Au bout de longues minutes de fellation, Ella sentit le garçon se crisper.

— Je… vais… jouir, haleta-t-il.

Ella retira le phallus du garçon de sa bouche, continuant le mouvement de va-et-vient de sa main droite.

— Oh non, se surprit-elle à dire. Avant, je te veux. Fais-moi l’amour, prends-moi, baise-moi !

Ella avait presque crié la fin de sa phrase. Elle était totalement désinhibée, elle voulait ce membre en elle. Maintenant. Elle aurait été incapable à cet instant de dire comment elle s’appelait. Il la releva, ouvrit la portière arrière de la voiture contre laquelle elle était jusque-là adossée et la poussa sans ménagement sur la banquette de cuir beige. Elle atterrit sur le ventre. Le garçon glissa ses mains sous sa jupe pour lui ôter sa culotte, et elle se retrouva vite les fesses tenues, à l’air. Elle pouvait imaginer, en fermant les yeux, l’air gourmand de son hôte d’un soir, qui devait contempler à la lueur de la lampe ses fesses tendues et son petit abricot d’amour…
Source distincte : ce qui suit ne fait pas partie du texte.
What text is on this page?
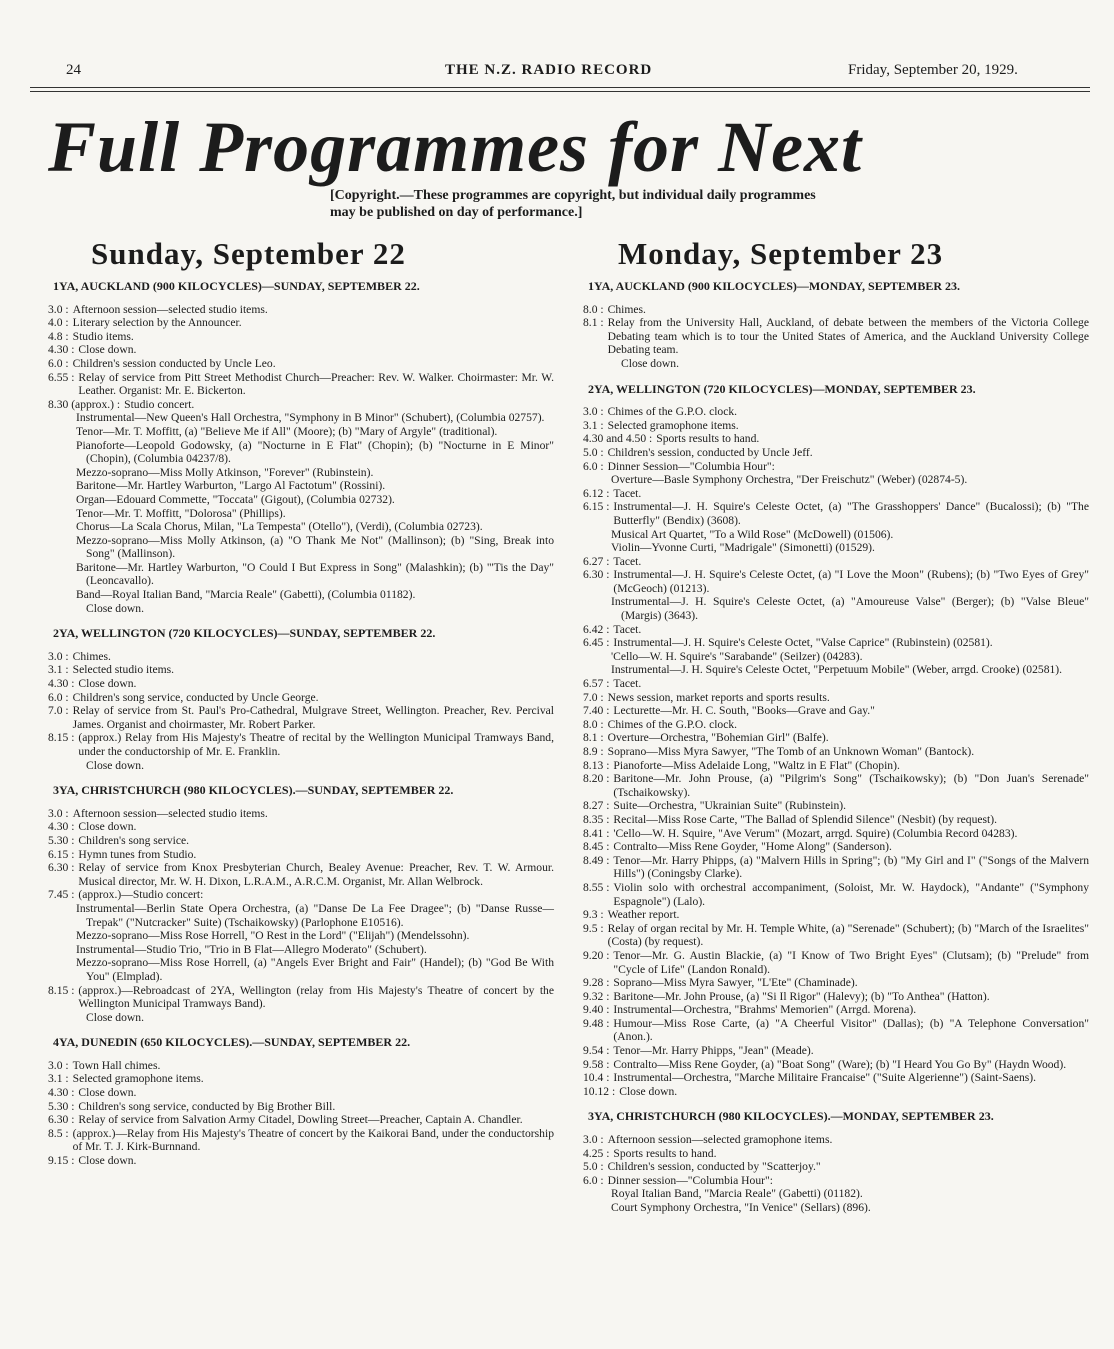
24	THE N.Z. RADIO RECORD	Friday, September 20, 1929.
Full Programmes for Next
[Copyright.—These programmes are copyright, but individual daily programmes may be published on day of performance.]
Sunday, September 22	Monday, September 23
1YA, AUCKLAND (900 KILOCYCLES)—SUNDAY, SEPTEMBER 22.
3.0 : Afternoon session—selected studio items.
4.0 : Literary selection by the Announcer.
4.8 : Studio items.
4.30 : Close down.
6.0 : Children's session conducted by Uncle Leo.
6.55 : Relay of service from Pitt Street Methodist Church—Preacher: Rev. W. Walker. Choirmaster: Mr. W. Leather. Organist: Mr. E. Bickerton.
8.30 (approx.) : Studio concert.
Instrumental—New Queen's Hall Orchestra, "Symphony in B Minor" (Schubert), (Columbia 02757).
Tenor—Mr. T. Moffitt, (a) "Believe Me if All" (Moore); (b) "Mary of Argyle" (traditional).
Pianoforte—Leopold Godowsky, (a) "Nocturne in E Flat" (Chopin); (b) "Nocturne in E Minor" (Chopin), (Columbia 04237/8).
Mezzo-soprano—Miss Molly Atkinson, "Forever" (Rubinstein).
Baritone—Mr. Hartley Warburton, "Largo Al Factotum" (Rossini).
Organ—Edouard Commette, "Toccata" (Gigout), (Columbia 02732).
Tenor—Mr. T. Moffitt, "Dolorosa" (Phillips).
Chorus—La Scala Chorus, Milan, "La Tempesta" (Otello"), (Verdi), (Columbia 02723).
Mezzo-soprano—Miss Molly Atkinson, (a) "O Thank Me Not" (Mallinson); (b) "Sing, Break into Song" (Mallinson).
Baritone—Mr. Hartley Warburton, "O Could I But Express in Song" (Malashkin); (b) "'Tis the Day" (Leoncavallo).
Band—Royal Italian Band, "Marcia Reale" (Gabetti), (Columbia 01182).
Close down.
2YA, WELLINGTON (720 KILOCYCLES)—SUNDAY, SEPTEMBER 22.
3.0 : Chimes.
3.1 : Selected studio items.
4.30 : Close down.
6.0 : Children's song service, conducted by Uncle George.
7.0 : Relay of service from St. Paul's Pro-Cathedral, Mulgrave Street, Wellington. Preacher, Rev. Percival James. Organist and choirmaster, Mr. Robert Parker.
8.15 : (approx.) Relay from His Majesty's Theatre of recital by the Wellington Municipal Tramways Band, under the conductorship of Mr. E. Franklin.
Close down.
3YA, CHRISTCHURCH (980 KILOCYCLES).—SUNDAY, SEPTEMBER 22.
3.0 : Afternoon session—selected studio items.
4.30 : Close down.
5.30 : Children's song service.
6.15 : Hymn tunes from Studio.
6.30 : Relay of service from Knox Presbyterian Church, Bealey Avenue: Preacher, Rev. T. W. Armour. Musical director, Mr. W. H. Dixon, L.R.A.M., A.R.C.M. Organist, Mr. Allan Welbrock.
7.45 : (approx.)—Studio concert:
Instrumental—Berlin State Opera Orchestra, (a) "Danse De La Fee Dragee"; (b) "Danse Russe—Trepak" ("Nutcracker" Suite) (Tschaikowsky) (Parlophone E10516).
Mezzo-soprano—Miss Rose Horrell, "O Rest in the Lord" ("Elijah") (Mendelssohn).
Instrumental—Studio Trio, "Trio in B Flat—Allegro Moderato" (Schubert).
Mezzo-soprano—Miss Rose Horrell, (a) "Angels Ever Bright and Fair" (Handel); (b) "God Be With You" (Elmplad).
8.15 : (approx.)—Rebroadcast of 2YA, Wellington (relay from His Majesty's Theatre of concert by the Wellington Municipal Tramways Band).
Close down.
4YA, DUNEDIN (650 KILOCYCLES).—SUNDAY, SEPTEMBER 22.
3.0 : Town Hall chimes.
3.1 : Selected gramophone items.
4.30 : Close down.
5.30 : Children's song service, conducted by Big Brother Bill.
6.30 : Relay of service from Salvation Army Citadel, Dowling Street—Preacher, Captain A. Chandler.
8.5 : (approx.)—Relay from His Majesty's Theatre of concert by the Kaikorai Band, under the conductorship of Mr. T. J. Kirk-Burnnand.
9.15 : Close down.
1YA, AUCKLAND (900 KILOCYCLES)—MONDAY, SEPTEMBER 23.
8.0 : Chimes.
8.1 : Relay from the University Hall, Auckland, of debate between the members of the Victoria College Debating team which is to tour the United States of America, and the Auckland University College Debating team.
Close down.
2YA, WELLINGTON (720 KILOCYCLES)—MONDAY, SEPTEMBER 23.
3.0 : Chimes of the G.P.O. clock.
3.1 : Selected gramophone items.
4.30 and 4.50 : Sports results to hand.
5.0 : Children's session, conducted by Uncle Jeff.
6.0 : Dinner Session—"Columbia Hour":
Overture—Basle Symphony Orchestra, "Der Freischutz" (Weber) (02874-5).
6.12 : Tacet.
6.15 : Instrumental—J. H. Squire's Celeste Octet, (a) "The Grasshoppers' Dance" (Bucalossi); (b) "The Butterfly" (Bendix) (3608).
Musical Art Quartet, "To a Wild Rose" (McDowell) (01506).
Violin—Yvonne Curti, "Madrigale" (Simonetti) (01529).
6.27 : Tacet.
6.30 : Instrumental—J. H. Squire's Celeste Octet, (a) "I Love the Moon" (Rubens); (b) "Two Eyes of Grey" (McGeoch) (01213).
Instrumental—J. H. Squire's Celeste Octet, (a) "Amoureuse Valse" (Berger); (b) "Valse Bleue" (Margis) (3643).
6.42 : Tacet.
6.45 : Instrumental—J. H. Squire's Celeste Octet, "Valse Caprice" (Rubinstein) (02581).
'Cello—W. H. Squire's "Sarabande" (Seilzer) (04283).
Instrumental—J. H. Squire's Celeste Octet, "Perpetuum Mobile" (Weber, arrgd. Crooke) (02581).
6.57 : Tacet.
7.0 : News session, market reports and sports results.
7.40 : Lecturette—Mr. H. C. South, "Books—Grave and Gay."
8.0 : Chimes of the G.P.O. clock.
8.1 : Overture—Orchestra, "Bohemian Girl" (Balfe).
8.9 : Soprano—Miss Myra Sawyer, "The Tomb of an Unknown Woman" (Bantock).
8.13 : Pianoforte—Miss Adelaide Long, "Waltz in E Flat" (Chopin).
8.20 : Baritone—Mr. John Prouse, (a) "Pilgrim's Song" (Tschaikowsky); (b) "Don Juan's Serenade" (Tschaikowsky).
8.27 : Suite—Orchestra, "Ukrainian Suite" (Rubinstein).
8.35 : Recital—Miss Rose Carte, "The Ballad of Splendid Silence" (Nesbit) (by request).
8.41 : 'Cello—W. H. Squire, "Ave Verum" (Mozart, arrgd. Squire) (Columbia Record 04283).
8.45 : Contralto—Miss Rene Goyder, "Home Along" (Sanderson).
8.49 : Tenor—Mr. Harry Phipps, (a) "Malvern Hills in Spring"; (b) "My Girl and I" ("Songs of the Malvern Hills") (Coningsby Clarke).
8.55 : Violin solo with orchestral accompaniment, (Soloist, Mr. W. Haydock), "Andante" ("Symphony Espagnole") (Lalo).
9.3 : Weather report.
9.5 : Relay of organ recital by Mr. H. Temple White, (a) "Serenade" (Schubert); (b) "March of the Israelites" (Costa) (by request).
9.20 : Tenor—Mr. G. Austin Blackie, (a) "I Know of Two Bright Eyes" (Clutsam); (b) "Prelude" from "Cycle of Life" (Landon Ronald).
9.28 : Soprano—Miss Myra Sawyer, "L'Ete" (Chaminade).
9.32 : Baritone—Mr. John Prouse, (a) "Si Il Rigor" (Halevy); (b) "To Anthea" (Hatton).
9.40 : Instrumental—Orchestra, "Brahms' Memorien" (Arrgd. Morena).
9.48 : Humour—Miss Rose Carte, (a) "A Cheerful Visitor" (Dallas); (b) "A Telephone Conversation" (Anon.).
9.54 : Tenor—Mr. Harry Phipps, "Jean" (Meade).
9.58 : Contralto—Miss Rene Goyder, (a) "Boat Song" (Ware); (b) "I Heard You Go By" (Haydn Wood).
10.4 : Instrumental—Orchestra, "Marche Militaire Francaise" ("Suite Algerienne") (Saint-Saens).
10.12 : Close down.
3YA, CHRISTCHURCH (980 KILOCYCLES).—MONDAY, SEPTEMBER 23.
3.0 : Afternoon session—selected gramophone items.
4.25 : Sports results to hand.
5.0 : Children's session, conducted by "Scatterjoy."
6.0 : Dinner session—"Columbia Hour":
Royal Italian Band, "Marcia Reale" (Gabetti) (01182).
Court Symphony Orchestra, "In Venice" (Sellars) (896).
Ella poussa un petit cri aigu de surprise lorsque le garçon la pénétra soudainement avec deux doigts. Il la fouilla doucement, avec une lenteur exquise, prenant un plaisir évident à maltraiter gentiment son sexe ouvert. Puis il retira ses doigts de manière aussi soudaine qu’il les avait inséré, et entra en elle d’un simple coup de hanches avec un gémissement de plaisir. Il porta à la bouche d’Ella ses doigts couverts de cyprine et elle les suçota pendant qu’il la pénétrait encore et encore. Ella ne pensait plus à rien, sinon au l’extase grandissante qui naissait en elle…

Le garçon finit par se retirer en un soubresaut, et elle sentit un liquide chaud et gluant couler dans le bas de son dos. Elle se retourna et avec un regard délibérément aguicheur, recueillit de ses deux doigts un peu de la semence du garçon et les inséra dans sa bouche puis avala, sans le quitter du regard. Même à la faible lueur de la lampe, elle aurait juré qu’il s’était empourpré.


Le garçon la nettoya, se rhabilla et se dirigea vers un placard situé contre le mur du garage. Sans un mot, il en sortit une couverture pliée en quatre et lui tendit. Ella l’accepta avec un sourire.

— Demain, lui dit-il, je vous raccompagnerai à votre hôtel. Passez une bonne fin de nuit, Mademoiselle.

Il éteint la lampe et sortit, laissant Ella dans le garage où flottait désormais l’odeur douceâtre que dégagent deux corps qui ont fusionné l’espace d’un instant.